Regulations would put a short leash on dog-walking industry 

Supervisor Scott Wiener’s legislation would require walkers to have no more than seven dogs at a time. Some dog walkers claim that would hurt business. - SF EXAMINER FILE PHOTO
  • SF Examiner file photo
  • Supervisor Scott Wiener’s legislation would require walkers to have no more than seven dogs at a time. Some dog walkers claim that would hurt business.

A plan to create the first regulations for San Francisco’s dog-walking industry moves closer to adoption today, but debate remains unsettled over the number of dogs to be permitted per walker.  

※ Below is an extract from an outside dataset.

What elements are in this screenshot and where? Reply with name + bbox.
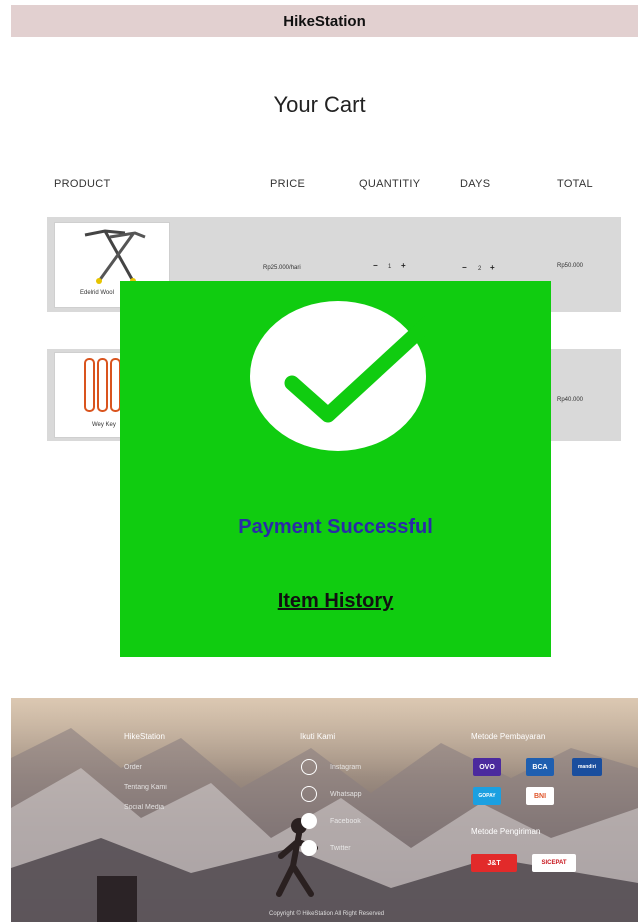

For years, city officials have discussed regulating the dog-walking industry amid concerns about people walking too many dogs and failing to adequately control them or pick up their feces. But taking on the dog lobby is one of the most politically challenging tasks in a city in which one-third of all households possess canines and hundreds of dog walkers ply their trade.

Supervisor Scott Wiener’s proposed legislation imposing regulations on the dog-walking industry will be heard by the Board of Supervisors for the first time today at the Land Use and Economic Development Committee meeting.

One of the measure’s most contentious provisions is capping at seven the number of dogs that one could walk at a time.

Amad Demetrious, owner of Little Buddhas Dog Walking, said during a recent city hearing he wanted “the number to stay as high as possible just to be able to make a good living.” He said he has walked up to 13 dogs at a time.

Wiener said he is open to changes. Adding to the debate is that the federal agency overseeing Ocean Beach is considering a limit of six dogs per dog walker.

Under Wiener’s proposal, a permit would cost $250 for the first year and $100 in subsequent years. Violations of the law would result in fines of up to $500. Violators’ names would be posted on the Animal Care and Control Department site for up to three years.

The full board would need to approve the legislation. That vote is expected as early as January.

The regulations would go into effect in October.